Suicide and Self-Harm: Bereaved Families Count the Costs of Lockdowns


Then one cold January night, Pepijn left the house. He was found the following day in a tent, where he had taken drugs and lit a barbecue to keep himself warm. Mr. Remmers said his son’s death was caused by a combination of carbon monoxide poisoning and drugs.

“With the pandemic, the things that spiced his life, that made it worth going to school, were gone,” he added.

As Pepijn’s death made headlines in the Netherlands, a lawmaker asked if lockdown had killed him. It’s not as simple as that, Mr. Remmers said.

But the pandemic, he added, “provided a context in which things become possible, and which may have otherwise not happened.”

After a series of lockdowns in Britain last year, one suicide hotline for young people, Papyrus, saw its calls increase by 25 percent, in line with an increase of about 20 percent each year.

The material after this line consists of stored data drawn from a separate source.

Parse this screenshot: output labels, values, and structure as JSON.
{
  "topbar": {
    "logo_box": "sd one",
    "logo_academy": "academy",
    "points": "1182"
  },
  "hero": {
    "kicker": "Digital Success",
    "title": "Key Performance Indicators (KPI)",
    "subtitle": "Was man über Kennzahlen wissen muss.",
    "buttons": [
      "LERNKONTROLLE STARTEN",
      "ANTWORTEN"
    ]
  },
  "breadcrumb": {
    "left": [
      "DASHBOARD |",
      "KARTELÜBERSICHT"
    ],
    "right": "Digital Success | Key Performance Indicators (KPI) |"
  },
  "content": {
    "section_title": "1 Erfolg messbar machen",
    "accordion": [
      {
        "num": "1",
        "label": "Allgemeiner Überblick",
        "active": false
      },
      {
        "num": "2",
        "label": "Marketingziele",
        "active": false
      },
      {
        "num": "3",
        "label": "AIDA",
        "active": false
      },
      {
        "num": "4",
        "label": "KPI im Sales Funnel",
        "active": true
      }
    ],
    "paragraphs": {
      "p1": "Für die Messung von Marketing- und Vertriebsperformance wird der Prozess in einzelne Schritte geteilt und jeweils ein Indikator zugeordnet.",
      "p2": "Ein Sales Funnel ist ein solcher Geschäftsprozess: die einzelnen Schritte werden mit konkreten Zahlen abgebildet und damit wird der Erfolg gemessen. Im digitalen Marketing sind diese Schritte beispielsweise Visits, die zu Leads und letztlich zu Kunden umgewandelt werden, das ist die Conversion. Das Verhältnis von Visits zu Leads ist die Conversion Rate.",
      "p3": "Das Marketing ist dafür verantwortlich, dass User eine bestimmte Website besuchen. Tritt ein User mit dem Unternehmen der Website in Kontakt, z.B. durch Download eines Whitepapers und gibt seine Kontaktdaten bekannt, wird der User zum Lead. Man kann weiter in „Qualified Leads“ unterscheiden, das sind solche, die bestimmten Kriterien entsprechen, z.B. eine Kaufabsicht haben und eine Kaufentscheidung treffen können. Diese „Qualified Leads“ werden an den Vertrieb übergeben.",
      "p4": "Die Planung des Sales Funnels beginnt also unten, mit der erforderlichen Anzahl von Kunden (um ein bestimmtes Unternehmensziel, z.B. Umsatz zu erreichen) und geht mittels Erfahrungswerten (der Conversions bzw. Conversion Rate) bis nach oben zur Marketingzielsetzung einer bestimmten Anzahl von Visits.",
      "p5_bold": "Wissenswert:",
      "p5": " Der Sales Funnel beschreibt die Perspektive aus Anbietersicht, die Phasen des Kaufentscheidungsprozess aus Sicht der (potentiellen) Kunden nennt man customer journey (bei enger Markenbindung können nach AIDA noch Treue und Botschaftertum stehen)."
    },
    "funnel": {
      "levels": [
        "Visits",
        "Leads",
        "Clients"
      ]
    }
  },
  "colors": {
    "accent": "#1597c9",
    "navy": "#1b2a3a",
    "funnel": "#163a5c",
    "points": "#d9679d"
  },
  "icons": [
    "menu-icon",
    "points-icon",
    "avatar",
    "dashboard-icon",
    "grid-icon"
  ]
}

It is unclear, the organization says, whether this is a sign of more people experiencing more suicidal thoughts or symptoms of mental health issues, or if people now feel more comfortable reaching out for help.

Lily Arkwright confided in her friend and housemate Matty Bengtsson. A 19-year-old history student at Cardiff University, Lily was self-confident, outgoing and charismatic in public, her friends and family said, but as she went back to school in September, she began to struggle with the effects of lockdown.